Ketua Yayasan Lembaga Perlindungan Konsumen (YLPK) Jatim M Said Sutomo mengatakan bahwa korban kecelakaan akibat jalan rusak dapat mengajukan ganti rugi ke pemerintah.
Akan tetapi, kata Said, prosesnya rumit. Bahkan seringkali aparat penegak hukum (APH) enggan memproses.
“Bisa minta ganti rugi, tapi umumnya penyidik kepolisian enggan memproses laporan warga atau masyarakat konsumen, ibaratnya jeruk makan jeruk,” kata Said, Kamis, 3 Oktober 2024.
Dirinya menjelaskan, Undang-Undang Nomor 8 Tahun 1999 tentang Perlindungan Konsumen telah memfasilitasi hal tuntutan ganti rugi. Yakni, tercantum ke dalam pasal 46 ayat (1) huruf d.
Bunyinya, pemerintah dan/atau instansi terkait apabila barang dan/atau jasa yang dikonsumsi atau dimanfaatkan mengakibatkan kerugian materi yang besar dan/atau korban yang tidak sedikit.
“Artinya, pemerintah pusat, provinsi maupun daerah wajib bertanggung jawab atas kerugian masyarakat yang mengalami kecelakaan akibat jalan rusak,” terang Said.
Meski demikian, Said mendesak agar pemerintah tidak abai dalam menangani jalan rusak. Sepatutnya dapat segera diperbaiki. Sehingga tidak menyebabkan peristiwa kecelakaan.
Terlebih menurut Pasal 273 ayat (1) UU LLAJ, apabila penyelenggara jalan yaitu pemerintah pusat/pemerintah daerah tidak dengan segera dan patut memperbaiki jalan yang rusak yang mengakibatkan kecelakaan lalu lintas, lalu menimbulkan korban luka ringan dan/atau kerusakan kendaraan dan/atau barang, maka dipidana penjara paling lama 6 bulan atau denda paling banyak Rp12 juta.
“Pemerintah pusat atau daerah harus melindungi keselamatan masyarakat dengan segera memperbaiki jalan atau memberikan tanda terhadap jalan rusak apabila belum dapat dilakukan perbaikan jalan,” tutur Said.
“Jika tidak melakukan hal yang diperintahkan oleh undang-undang tersebut, maka menurut pandangan saya, pemerintah dapat dikategorikan telah melakukan perbuatan melawan hukum,” sambungnya.
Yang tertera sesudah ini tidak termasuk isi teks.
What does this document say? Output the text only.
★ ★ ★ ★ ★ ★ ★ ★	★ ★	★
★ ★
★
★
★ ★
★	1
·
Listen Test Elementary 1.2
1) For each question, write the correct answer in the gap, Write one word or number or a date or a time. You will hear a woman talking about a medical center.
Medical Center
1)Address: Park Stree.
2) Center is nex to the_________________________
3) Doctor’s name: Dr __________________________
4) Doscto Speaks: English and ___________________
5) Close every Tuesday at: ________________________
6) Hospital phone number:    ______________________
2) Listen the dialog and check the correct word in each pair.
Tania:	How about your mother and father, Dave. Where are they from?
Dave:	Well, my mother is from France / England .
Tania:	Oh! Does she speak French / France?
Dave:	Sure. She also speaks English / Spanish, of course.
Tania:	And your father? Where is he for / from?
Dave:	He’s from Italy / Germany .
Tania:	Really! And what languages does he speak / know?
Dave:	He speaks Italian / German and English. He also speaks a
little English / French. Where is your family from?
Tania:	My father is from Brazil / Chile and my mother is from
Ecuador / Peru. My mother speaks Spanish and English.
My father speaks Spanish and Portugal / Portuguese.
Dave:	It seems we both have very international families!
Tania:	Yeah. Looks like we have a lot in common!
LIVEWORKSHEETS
Di samping itu, kata Said, ada peraturan presiden (perpres) baru yaitu, Perpres Nomor 49 Tahun 2024 tentang Strategi Nasional Perlindungan Konsumen (Stranas PK).
Pada pasal 4 ditegaskan ada 3 pilar perlindungan konsumen. Pilar pertama adalah peningkatan peranan efektif pemerintah dalam menegakkan hukum di bidang perlindungan.
Artinya bukan hanya pemerintah pusat atau lembaga pemerintah pusat, tapi juga pemerintahan provinsi serta pemerintahan kota dan kabupaten.
“Karena melindungi konsumen ini amanah pembukaan UUD 1945 alinea keempat menegaskan bahwa pemerintah negara Republik Indonesia melindungi segenap bangsa Indonesia dan seluruh tumpah darah Indonesia,” tegas Said.
Lalu pilar kedua adalah peranan keberdayaan masyarakat konsumen harus sadar terhadap hak-hak normatifnya yang telah ditetapkan dalam UU Perlindungan Konsumen.
Sedangkan pilar ketiga adalah peningkatan peranan kepatuhan pelaku usaha barang dan jasa terhadap hukum perlindungan konsumen.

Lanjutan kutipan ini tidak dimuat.